How many people will really use Canberra’s light rail? Leo Dobes crunches the numbers.

An Oxford professor once reviewed forecasts made for road and rail projects in different countries. He found that they were invariably over-optimistic. His conclusion? Take a grain of salt with forecasts of future traffic for road projects. For rail, though, a grain of salt may not be anywhere near enough.

So how can we best put a figure on the likely number of passengers who will use the Gungahlin tram? Will it be 1,000 or 50,000, or perhaps Gungahlin’s share of the 55 per cent of Canberrans that the ACT government claims support the project?

One way is to cherry-pick your answers. Toronto used to be the pin-up city for those advocating public transport projects. Current favourites seem to be Portland and Singapore. Sydney’s failed monorail doesn’t even get a look in. But choosing only apparently successful cases risks a salty diet of optimism bias, especially if local Canberra conditions and population are significantly different to the example used.

Another method is to use existing transport statistics, a method seemingly favoured by ACT transport planners. Claiming that an observed percentage of commuters use buses may reflect reality, but it risks status quo bias. Commuters might strongly prefer to use their cars, but artificial politically-inspired limits on parking spaces, or their defective pricing, will distort the actual behaviour of commuters. Current observed behaviour will not provide a reliable guide to people’s preferences.

The problem is similar to one faced by supermarkets which introduce a new product, but don’t know what price to charge, or how much shelf space to make available. We can also think of the light rail proposal as a new product that has not previously been experienced in a Canberra setting.

Supermarket chains (and transport economists) often use specialised survey techniques to identify the demand for new goods and services. The key to these surveys is to get respondents to choose between different prices that they would be willing to pay in return for different characteristics of the new product.

For example, a supermarket executive may think that strawberry-flavoured cola will sell well. A questionnaire listing the attributes of this new product could include different amounts of bubbles, cola flavour, strawberry flavour, sugar content, as well as different prices for the various combinations. Based on trade-offs made by respondents in their choices, it is possible to estimate statistically the additional price that consumers would be willing to pay for a bit, or a lot more, strawberry flavour or other qualities.
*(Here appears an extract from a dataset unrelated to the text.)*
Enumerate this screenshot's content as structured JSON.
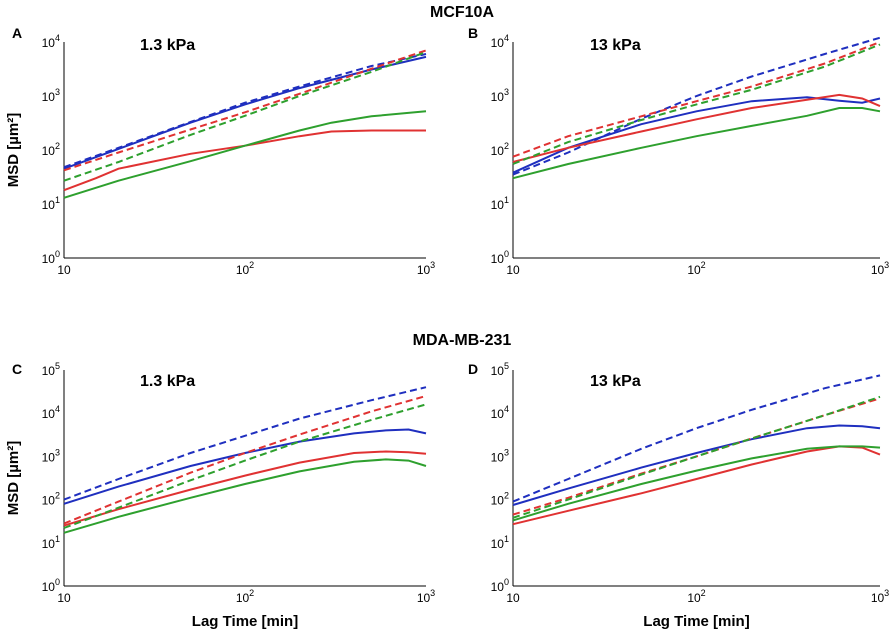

Such survey techniques (called choice modelling) are not without their design challenges, so they are best left to specialists in the field. Some salt can also help to make more palatable the fact that no survey can generate an absolutely precise or certain answer. However, choice modelling remains the best available technique for products that are not yet available in the market place.

In the case of light rail, ACT residents could be asked to choose between different combinations that might include different travel time, frequency of service, the colour of the tram, hard seats versus soft seats, and cost. One of the options always included in a questionnaire is the status quo, which allows respondents to choose the option of no light rail at no additional cost.

Canberrans do not seem to be privy to the actual questions used in the Government’s survey that reportedly found that 55 per cent favoured the light rail project. But surveys that do not require respondents to indicate how much they would pay for each additional characteristic cannot generate realistic results because the demand for free lunches is almost limitless.

In the case of the light rail project, it would be important to include in the cost of each option not just the fare, but also the additional property rates that would need to be paid by each household for its construction. Just specifying the fare would produce a biased result.

Unless a rigorous ‘willingness to pay’ survey is carried out, magic puddings in Canberra may need to be served in future with a whole handful of salt.